Cropping is the process of removing portions of an image to create focus or strengthen the composition. You can crop an image using the Crop tool and the Crop command. You can also trim pixels using the Crop And Straighten and the Trim commands.
To learn how to use the Cropping tools introduced in CS6, see Crop and Straighten Photos.
Using the Crop tool
- To crop the image without resampling (default), make sure that the Resolution text box in the options bar is empty. You can click the Clear button to quickly clear all text boxes.
- To resample the image during cropping, enter values for height, width, and resolution in the options bar. To switch the height and width dimensions, click the Swaps Height And Width icon .
- To resample an image based on the dimensions and resolution of another image, open the other image, select the Crop tool, and click Front Image in the options bar. Then make the image you want to crop active.
To select or create a resampling preset, click the triangle next to the Crop tool icon in the options bar. (See Create and use tool presets.)
- To scale the marquee, drag a handle. To constrain the proportions, hold down Shift as you drag a corner handle.
Select Hide to preserve the cropped area in the image file. You can make the hidden area visible by moving the image with the Move tool . Select Delete to discard the cropped area.
The Hide option is not available for images that contain only a background layer; you must convert the background to a regular layer.
Crop Guide Overlay
Select Rule Of Thirds to add guides that help you place compostional elements at 1/3 increments. Select Grid to display fixed guidelines with spacing that depends upon crop size.
The Trim command crops an image by removing unwanted image data in different ways than the Crop command. You can crop an image by trimming surrounding transparent pixels, or background pixels of the color you specify.

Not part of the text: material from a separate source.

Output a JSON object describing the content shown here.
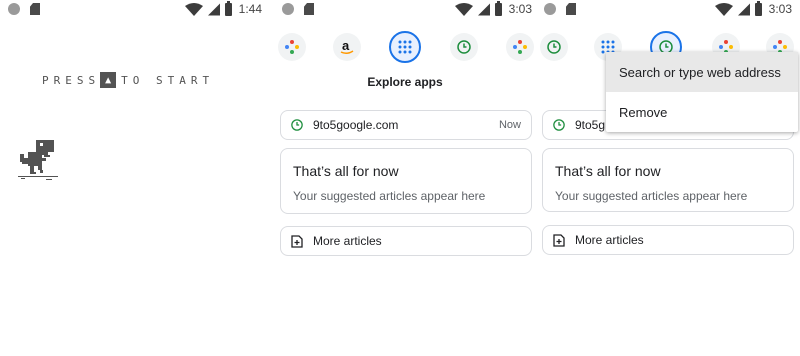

Transform perspective while cropping | CS5
To learn how to transform perspective in Photoshop CC and CS6, see Transform perspective while cropping.
The Crop tool has an option that lets you transform the perspective in an image. Transforming the perspective is useful when working with images that contain keystone distortion. Keystone distortion occurs when an object is photographed from an angle rather than from a straight‑on view. For example, if you take a picture of a tall building from ground level, the edges of the building appear closer to each other at the top than they do at the bottom.
Steps to transform perspective
A. Draw initial cropping marquee B. Adjust cropping marquee to match the object’s edges C. Extend the cropping bounds D. Final image
- Drag the cropping marquee around an object that was rectangular in the original scene (although it doesn’t appear rectangular in the image). You’ll use the edges of this object to define the perspective in the image. The marquee doesn’t have to be precise—you’ll adjust it later.
You must select an object that was rectangular in the original scene or Photoshop might not produce the perspective transformation you expected.
Crop and straighten scanned photos
You can place several photos on your scanner and scan them in one pass, which creates a single image file. The Crop and Straighten Photos command is an automated feature that can create separate image files from the multiple-image scan.
For best results, keep 1/8 inch between the images in your scan, and the background (typically the scanner bed) should be a uniform color with little noise. The Crop and Straighten Photos command works best on images with clearly delineated outlines. If the Crop and Straighten Photos command cannot properly process the image file, use the Crop tool.
- Choose File > Automate > Crop And Straighten Photos. The scanned images are processed, and then each image opens in its own window.
If the Crop And Straighten Photos command incorrectly splits one of your images, make a selection border around the image and some background, and then hold down Alt (Windows) or Option (Mac OS) as you choose the command. The modifier key indicates that only one image should be separated from the background.
Straighten an image
The Ruler tool provides a Straighten option that quickly aligns images with horizon lines, building walls, and other key elements.
Rotate or flip an entire image
The Image Rotation commands let you rotate or flip an entire image. The commands do not work on individual layers or parts of layers, paths, or selection borders. If you want to rotate a selection or layer, use the Transform or Free Transform commands.
A. Flip Horizontal B. Original image C. Flip Vertical D. Rotate 90° CCW E. Rotate 180° F. Rotate 90° CW
Rotates the image by the angle you specify. If you choose this option, enter an angle between ‑359.99 and 359.99 in the angle text box. (In Photoshop, you can select °CW or °CCW to rotate clockwise or counterclockwise.) Then click OK.
Image Rotation is destructive editing and actually modifies the file information. If you want to non-destructively rotate the image for viewing, use the Rotation tool.
Change the canvas size
The canvas size is the full editable area of an image. The Canvas Size command lets you increase or decrease an image’s canvas size. Increasing the canvas size adds space around an existing image. Decreasing an image’s canvas size crops into the image. If you increase the canvas size of an image with a transparent background, the added canvas is transparent. If the image doesn’t have a transparent background, there are several options for determining the color of the added canvas.
Make a frame
You can make a photo frame by increasing the canvas size and filling it with a color.
You can also use one of the prerecorded actions to make a styled photo frame. It’s best work on a copy of your photo.